Expert annotation and life-cycle transcriptomics of transcription factors in rust fungi (Pucciniales) highlight the role of cold shock proteins in dormancy exit

Fungi of the order Pucciniales are obligate plant biotrophs causing rust diseases. They exhibit a complex life cycle with the production of up to five spore types, infection of two unrelated hosts and an overwintering stage. Transcription factors (TFs) are key regulators of gene expression in eukaryote cells. In order to better understand genetic programs expressed during major transitions of the rust life cycle, we surveyed the complement of TFs in fungal genomes with an emphasis on Pucciniales. We found that despite their large gene numbers, rust genomes have a reduced repertoire of TFs compared to other fungi. The proportions of C2H2 and Zinc cluster - two of the most represented TF families in fungi-indicate differences in their evolutionary relationships in Pucciniales and other fungal taxa. The cold shock protein (CSP) family showed a striking expansion in Pucciniomycotina with specific duplications in the order Pucciniales.

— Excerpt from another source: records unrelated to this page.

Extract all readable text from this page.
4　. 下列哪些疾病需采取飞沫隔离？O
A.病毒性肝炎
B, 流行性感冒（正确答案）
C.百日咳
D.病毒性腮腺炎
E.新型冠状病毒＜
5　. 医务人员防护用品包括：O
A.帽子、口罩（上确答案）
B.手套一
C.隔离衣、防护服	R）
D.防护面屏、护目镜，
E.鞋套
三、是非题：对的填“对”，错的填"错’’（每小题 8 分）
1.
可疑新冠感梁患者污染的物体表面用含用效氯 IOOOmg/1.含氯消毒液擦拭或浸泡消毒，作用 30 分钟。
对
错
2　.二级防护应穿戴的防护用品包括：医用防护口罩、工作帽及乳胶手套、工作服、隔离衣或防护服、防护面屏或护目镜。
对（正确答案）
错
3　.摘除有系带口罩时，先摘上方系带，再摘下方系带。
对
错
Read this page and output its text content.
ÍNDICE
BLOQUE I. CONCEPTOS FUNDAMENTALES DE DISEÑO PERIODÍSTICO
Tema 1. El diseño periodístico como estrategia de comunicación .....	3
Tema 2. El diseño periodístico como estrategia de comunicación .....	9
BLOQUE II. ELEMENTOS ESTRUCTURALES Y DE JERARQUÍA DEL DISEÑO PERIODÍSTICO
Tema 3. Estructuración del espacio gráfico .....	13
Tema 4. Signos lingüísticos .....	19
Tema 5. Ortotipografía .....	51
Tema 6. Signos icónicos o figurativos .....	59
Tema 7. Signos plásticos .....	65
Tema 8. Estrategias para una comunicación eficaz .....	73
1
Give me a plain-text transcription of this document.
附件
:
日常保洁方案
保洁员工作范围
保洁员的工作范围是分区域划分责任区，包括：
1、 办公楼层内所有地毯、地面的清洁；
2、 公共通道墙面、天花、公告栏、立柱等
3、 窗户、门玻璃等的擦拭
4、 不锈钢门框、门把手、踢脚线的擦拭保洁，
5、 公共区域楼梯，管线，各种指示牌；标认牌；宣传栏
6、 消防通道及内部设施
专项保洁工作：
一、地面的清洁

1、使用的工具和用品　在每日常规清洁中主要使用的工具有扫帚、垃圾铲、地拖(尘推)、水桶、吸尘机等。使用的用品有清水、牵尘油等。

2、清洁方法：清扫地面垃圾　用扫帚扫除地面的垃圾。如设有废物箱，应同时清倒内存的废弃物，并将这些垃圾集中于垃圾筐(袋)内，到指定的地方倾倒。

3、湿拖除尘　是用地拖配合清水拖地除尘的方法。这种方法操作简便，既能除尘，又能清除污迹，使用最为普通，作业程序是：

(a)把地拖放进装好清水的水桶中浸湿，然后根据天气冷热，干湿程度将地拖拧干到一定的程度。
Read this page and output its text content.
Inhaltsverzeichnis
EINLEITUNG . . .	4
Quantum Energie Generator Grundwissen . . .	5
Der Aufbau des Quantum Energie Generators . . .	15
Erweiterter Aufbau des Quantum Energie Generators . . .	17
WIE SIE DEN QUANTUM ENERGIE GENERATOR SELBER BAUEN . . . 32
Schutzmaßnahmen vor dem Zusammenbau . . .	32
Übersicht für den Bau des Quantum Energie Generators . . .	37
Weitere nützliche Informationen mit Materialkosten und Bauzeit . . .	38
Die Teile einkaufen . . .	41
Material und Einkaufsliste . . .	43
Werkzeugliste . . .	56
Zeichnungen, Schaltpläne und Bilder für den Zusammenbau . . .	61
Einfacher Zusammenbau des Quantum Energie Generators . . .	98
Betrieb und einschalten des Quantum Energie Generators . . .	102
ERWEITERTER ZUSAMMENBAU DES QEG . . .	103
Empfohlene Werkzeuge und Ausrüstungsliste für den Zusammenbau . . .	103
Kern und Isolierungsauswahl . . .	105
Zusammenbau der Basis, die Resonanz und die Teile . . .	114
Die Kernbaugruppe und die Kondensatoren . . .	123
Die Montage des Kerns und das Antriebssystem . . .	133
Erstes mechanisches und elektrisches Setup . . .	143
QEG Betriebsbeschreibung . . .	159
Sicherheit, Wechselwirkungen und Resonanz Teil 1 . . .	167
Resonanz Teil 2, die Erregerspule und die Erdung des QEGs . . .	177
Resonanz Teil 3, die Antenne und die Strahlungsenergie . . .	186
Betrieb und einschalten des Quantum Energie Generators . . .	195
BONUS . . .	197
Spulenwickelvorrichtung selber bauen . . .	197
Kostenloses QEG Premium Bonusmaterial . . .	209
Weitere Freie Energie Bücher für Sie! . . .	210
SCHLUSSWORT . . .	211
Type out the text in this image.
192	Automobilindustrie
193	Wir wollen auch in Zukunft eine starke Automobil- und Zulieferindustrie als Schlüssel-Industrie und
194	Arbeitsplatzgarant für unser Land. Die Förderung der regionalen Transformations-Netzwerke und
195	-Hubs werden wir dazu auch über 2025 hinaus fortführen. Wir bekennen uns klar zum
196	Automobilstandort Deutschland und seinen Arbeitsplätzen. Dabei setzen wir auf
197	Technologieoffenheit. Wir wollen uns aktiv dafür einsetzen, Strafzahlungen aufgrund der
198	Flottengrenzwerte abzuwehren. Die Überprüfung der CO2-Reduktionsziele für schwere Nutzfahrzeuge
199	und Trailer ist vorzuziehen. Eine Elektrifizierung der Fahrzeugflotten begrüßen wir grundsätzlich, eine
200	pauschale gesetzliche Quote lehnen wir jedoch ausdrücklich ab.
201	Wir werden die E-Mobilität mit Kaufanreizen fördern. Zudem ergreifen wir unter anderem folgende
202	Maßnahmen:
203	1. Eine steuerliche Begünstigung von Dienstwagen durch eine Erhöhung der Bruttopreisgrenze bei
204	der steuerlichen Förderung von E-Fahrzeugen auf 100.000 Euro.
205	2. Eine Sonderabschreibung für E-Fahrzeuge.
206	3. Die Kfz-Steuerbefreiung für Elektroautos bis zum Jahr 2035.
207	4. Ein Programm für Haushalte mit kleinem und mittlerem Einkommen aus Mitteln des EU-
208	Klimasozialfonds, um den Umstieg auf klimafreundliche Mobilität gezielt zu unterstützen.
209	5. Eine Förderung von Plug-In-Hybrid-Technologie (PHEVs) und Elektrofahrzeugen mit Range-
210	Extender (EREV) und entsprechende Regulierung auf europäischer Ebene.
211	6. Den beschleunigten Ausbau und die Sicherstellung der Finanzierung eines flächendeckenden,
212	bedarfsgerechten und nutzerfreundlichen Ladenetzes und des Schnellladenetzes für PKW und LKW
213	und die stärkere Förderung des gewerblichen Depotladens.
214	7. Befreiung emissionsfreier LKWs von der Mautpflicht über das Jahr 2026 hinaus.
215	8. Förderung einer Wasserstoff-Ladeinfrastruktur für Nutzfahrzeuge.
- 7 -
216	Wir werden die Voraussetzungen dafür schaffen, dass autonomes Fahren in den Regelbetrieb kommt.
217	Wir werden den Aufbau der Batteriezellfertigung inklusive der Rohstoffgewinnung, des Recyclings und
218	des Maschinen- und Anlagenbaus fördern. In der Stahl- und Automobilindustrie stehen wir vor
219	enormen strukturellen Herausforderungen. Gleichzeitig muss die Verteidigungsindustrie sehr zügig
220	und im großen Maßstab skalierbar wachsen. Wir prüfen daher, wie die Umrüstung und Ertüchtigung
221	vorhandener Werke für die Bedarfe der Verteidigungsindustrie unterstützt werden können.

The survey of expression profiles collected by transcriptomics along the life cycle of the poplar rust fungus revealed TF genes related to major biological transitions, e.g. response to environmental cues and host infection. Particularly, poplar rust CSPs were strongly expressed in basidia produced after the overwintering stage suggesting a possible role in dormancy exit. Expression during transition from dormant telia to basidia confirmed the specific expression of the three poplar rust CSP genes. Their heterologous expression in yeast improved cell growth after cold stress exposure, strengthening their implication in dormancy exit. This study addresses for the first time TF involved in developmental transition in the rust life cycle opening perspectives to further explore molecular regulation in the biology of the Pucciniales.